Community Development Block Grant Spending Is Poorly Targeted to Poor

Over the past two years, the White House budget called for eliminating Community Development Block Grants (CDBG) twice. If history is any indication, CDBG will once again be proposed for elimination when the budget is published next week. Most likely, Congress will afterward reject the White House’s suggestion, as it has in previous years.

If Congress cares about helping low-income people, it isn’t clear why they would reject the White House's suggestion, or at least why Congress wouldn't repurpose CDBG money for activities that address low-income needs directly.

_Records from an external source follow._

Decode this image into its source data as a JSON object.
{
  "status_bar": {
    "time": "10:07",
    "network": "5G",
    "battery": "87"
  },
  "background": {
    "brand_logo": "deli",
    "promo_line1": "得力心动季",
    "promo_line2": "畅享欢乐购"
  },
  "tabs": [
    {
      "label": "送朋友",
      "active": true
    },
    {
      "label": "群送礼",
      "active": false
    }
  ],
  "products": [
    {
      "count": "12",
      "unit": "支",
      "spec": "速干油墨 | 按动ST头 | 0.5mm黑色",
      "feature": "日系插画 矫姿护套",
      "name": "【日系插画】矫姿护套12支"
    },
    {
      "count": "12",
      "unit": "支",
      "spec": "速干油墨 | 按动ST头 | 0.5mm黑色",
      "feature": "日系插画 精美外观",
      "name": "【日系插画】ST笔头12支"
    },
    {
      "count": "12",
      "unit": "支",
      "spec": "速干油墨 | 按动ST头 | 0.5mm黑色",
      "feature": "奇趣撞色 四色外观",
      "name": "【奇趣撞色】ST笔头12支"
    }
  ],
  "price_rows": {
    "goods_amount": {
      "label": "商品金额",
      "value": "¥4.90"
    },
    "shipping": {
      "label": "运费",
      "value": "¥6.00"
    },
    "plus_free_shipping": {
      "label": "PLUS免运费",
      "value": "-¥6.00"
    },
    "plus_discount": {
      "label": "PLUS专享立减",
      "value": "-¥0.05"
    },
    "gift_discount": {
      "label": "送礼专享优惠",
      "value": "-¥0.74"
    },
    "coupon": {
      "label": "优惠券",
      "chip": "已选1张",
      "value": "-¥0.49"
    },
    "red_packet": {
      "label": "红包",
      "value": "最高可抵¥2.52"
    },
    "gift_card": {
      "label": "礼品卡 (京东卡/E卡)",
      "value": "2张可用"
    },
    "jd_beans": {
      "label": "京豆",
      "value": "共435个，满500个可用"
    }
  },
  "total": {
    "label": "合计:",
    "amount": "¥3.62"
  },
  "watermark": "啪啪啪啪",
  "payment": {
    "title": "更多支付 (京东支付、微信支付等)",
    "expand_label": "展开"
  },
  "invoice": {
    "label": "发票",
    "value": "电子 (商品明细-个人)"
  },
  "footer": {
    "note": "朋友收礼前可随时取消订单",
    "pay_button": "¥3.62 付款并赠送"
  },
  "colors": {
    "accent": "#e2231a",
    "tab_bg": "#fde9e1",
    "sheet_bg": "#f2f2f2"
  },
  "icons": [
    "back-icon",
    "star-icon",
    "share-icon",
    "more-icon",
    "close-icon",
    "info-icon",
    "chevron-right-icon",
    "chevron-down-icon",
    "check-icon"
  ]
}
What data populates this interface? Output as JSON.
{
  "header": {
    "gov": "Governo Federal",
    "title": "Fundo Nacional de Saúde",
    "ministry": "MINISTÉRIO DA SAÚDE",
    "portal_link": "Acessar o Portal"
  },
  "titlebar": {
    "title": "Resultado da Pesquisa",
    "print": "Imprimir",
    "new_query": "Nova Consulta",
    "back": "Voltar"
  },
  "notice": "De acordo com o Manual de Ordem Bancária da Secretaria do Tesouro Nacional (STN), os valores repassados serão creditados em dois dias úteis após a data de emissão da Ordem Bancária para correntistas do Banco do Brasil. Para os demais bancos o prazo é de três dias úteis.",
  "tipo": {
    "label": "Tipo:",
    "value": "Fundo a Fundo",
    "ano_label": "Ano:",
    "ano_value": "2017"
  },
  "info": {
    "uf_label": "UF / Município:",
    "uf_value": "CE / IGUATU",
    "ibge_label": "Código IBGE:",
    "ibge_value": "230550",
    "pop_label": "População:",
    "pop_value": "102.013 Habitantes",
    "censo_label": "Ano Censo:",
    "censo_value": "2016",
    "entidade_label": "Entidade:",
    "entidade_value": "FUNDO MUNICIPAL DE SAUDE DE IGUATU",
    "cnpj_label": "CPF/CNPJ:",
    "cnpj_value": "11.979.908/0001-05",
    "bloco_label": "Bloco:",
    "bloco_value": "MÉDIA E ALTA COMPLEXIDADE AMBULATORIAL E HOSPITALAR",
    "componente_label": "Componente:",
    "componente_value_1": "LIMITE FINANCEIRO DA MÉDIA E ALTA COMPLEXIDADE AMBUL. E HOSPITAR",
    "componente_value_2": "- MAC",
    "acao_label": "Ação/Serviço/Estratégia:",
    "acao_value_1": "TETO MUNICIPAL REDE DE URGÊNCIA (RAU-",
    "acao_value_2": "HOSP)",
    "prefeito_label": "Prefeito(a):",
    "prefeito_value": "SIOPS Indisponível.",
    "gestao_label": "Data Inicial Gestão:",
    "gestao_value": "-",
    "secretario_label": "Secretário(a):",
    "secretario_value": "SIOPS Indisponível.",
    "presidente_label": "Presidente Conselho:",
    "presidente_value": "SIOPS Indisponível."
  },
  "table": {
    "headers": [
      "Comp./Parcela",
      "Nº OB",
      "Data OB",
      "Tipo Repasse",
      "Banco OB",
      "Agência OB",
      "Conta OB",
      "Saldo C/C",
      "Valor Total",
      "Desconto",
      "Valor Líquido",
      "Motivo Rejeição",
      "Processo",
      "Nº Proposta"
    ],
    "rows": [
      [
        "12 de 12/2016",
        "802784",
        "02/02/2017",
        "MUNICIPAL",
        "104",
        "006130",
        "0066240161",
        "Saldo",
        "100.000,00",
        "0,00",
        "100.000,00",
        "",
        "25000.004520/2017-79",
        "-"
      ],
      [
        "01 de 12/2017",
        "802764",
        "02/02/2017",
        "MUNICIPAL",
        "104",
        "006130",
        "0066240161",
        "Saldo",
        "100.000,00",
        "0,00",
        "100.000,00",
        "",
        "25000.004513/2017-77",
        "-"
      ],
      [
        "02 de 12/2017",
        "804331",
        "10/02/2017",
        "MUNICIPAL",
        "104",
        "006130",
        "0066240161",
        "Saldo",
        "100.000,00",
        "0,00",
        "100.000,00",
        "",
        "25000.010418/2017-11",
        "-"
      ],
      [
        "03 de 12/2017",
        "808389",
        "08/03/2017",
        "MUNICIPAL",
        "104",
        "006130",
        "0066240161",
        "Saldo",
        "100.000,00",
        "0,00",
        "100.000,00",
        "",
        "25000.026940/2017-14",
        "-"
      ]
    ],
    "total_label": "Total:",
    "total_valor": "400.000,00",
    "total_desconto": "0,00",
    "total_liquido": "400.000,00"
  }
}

Because “community development” is a broad and ambiguous goal, and CDBG is a flexible program, money is used on a variety of disparate activities with largely unmeasureable results. Simply reviewing a list of recently funded CDBG projects reveals exactly how disparate these activities are and how indirectly the program meets low-income people’s needs. Below are examples of projects that CDBG money has been used for in recent years:


  • Portions of a $432,400 hull repair for Kate “the lady of Moosehead lake” steamship in Greenville, Maine


  • $30,000 for LED lighting on a monument in Hamilton, Ohio


  • $500,000 to expand Niagara County brewing into North Tonawanda, New York


  • $515,000 for Northsiders Engaged in Sustainable Transformation (NEST) to purchase land for a grocery cooperative in Northside, Ohio


  • $20,000 for salaries for “Green Team” of highschool students and summer enrichment program, $15,000 to teach kids to sail and kayak in Lawrence, Massachusetts


  • $50,000 for a cinema that later foreclosed in Pittsfield, Massachusetts


  • $276,000 to fund a public skateboard park in North Adams, Massachusetts


  • $560,000 to fund the WNY (sustainable cheddar) Cheese Enterprise in Linwood, New York


  • $375,000 to open a burrito restaurant in Oneonta, NY


  • $225,000 for splash pad in Jacksonville, NC


  • $175,000 to fund a Jamaican cultural coalition in Queens, New York


  • $300,000 to revitalize a historic theater in Indianapolis, Indiana


  • $1 million to restore a historic hotel in Boyne City, Michigan


  • Up to $15,000 per eligible individual in Mobile, Alabama to pay for costs associated with historic homes


  • $2.7 million for “The Waterfront,” a 26,000 sf recreational facility that includes rock climbing walls, a golf simulator, etc. in Newark, New Jersey (plus $7 million through a HUD HOPE 6 grant)


  • $505,000 corporate subsidy to persuade Proctor & Gamble’s Natura acquisition to move to Fremont, California (part of a larger $1 million package of incentives)


  • (A portion of) $825,000 for a theatre feasibility study in North Adams, Massachusetts

Revitalizing historic buildings, expanding breweries, and teaching kids to sail are examples of spending that satisfy high-income preferences rather than low-income needs. At the very least, these are activities that local government should fund if they are important to local communities.